What is your character’s most prized possession?
There may not ever be a chance to reveal this in story, but I still think it’s helpful to know. Does s/he value gold and jewels? A mere trinket? A place? An idea? What a person is willing to fight for is very character revealing.
What is a lie your character recently told?
Everyone lies. People lie on average four times a day. We lie to our bosses, our lovers, our selves. And what people hide is often more revealing that what they show.
We all think about what our characters look like, their mannerisms and ticks, but in order to write compelling characters, we must show who a character is—which is more than a sum of his or her traits.
What’s important is to make them part of the scene rather than reveal them through exposition.
Some writing tips are so basic, it can seem unnecessary to say. But those are the ones I think it’s important to constantly revisit.
In getting to know characters, it’s important to assess what they want.
What are your character’s big ticket wants?
Without an overarching goal propelling your character forward, there is no story.
But every scene can’t be about main goal. Still, it has to have a conflict.
What are your character’s small ticket wants?

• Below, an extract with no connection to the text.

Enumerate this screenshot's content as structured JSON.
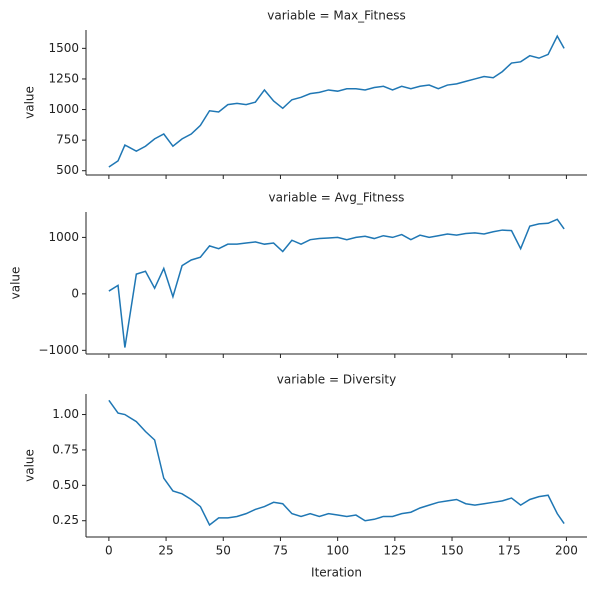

Because sometimes, we just have to go to the bathroom. The example of how to create tension in a scene when the focus is a small ticket want was the opening scene of Buffalo ’66. Vincent Gallo’s character has been released from prison wearing a thin jean jacket into a snowstorm. Then he has to pee. There’s no dialogue or real “action” for several minutes. Yet we learn a lot about his character in those minutes. It’s easy to relate to a character who needs a heavier coat and has to pee.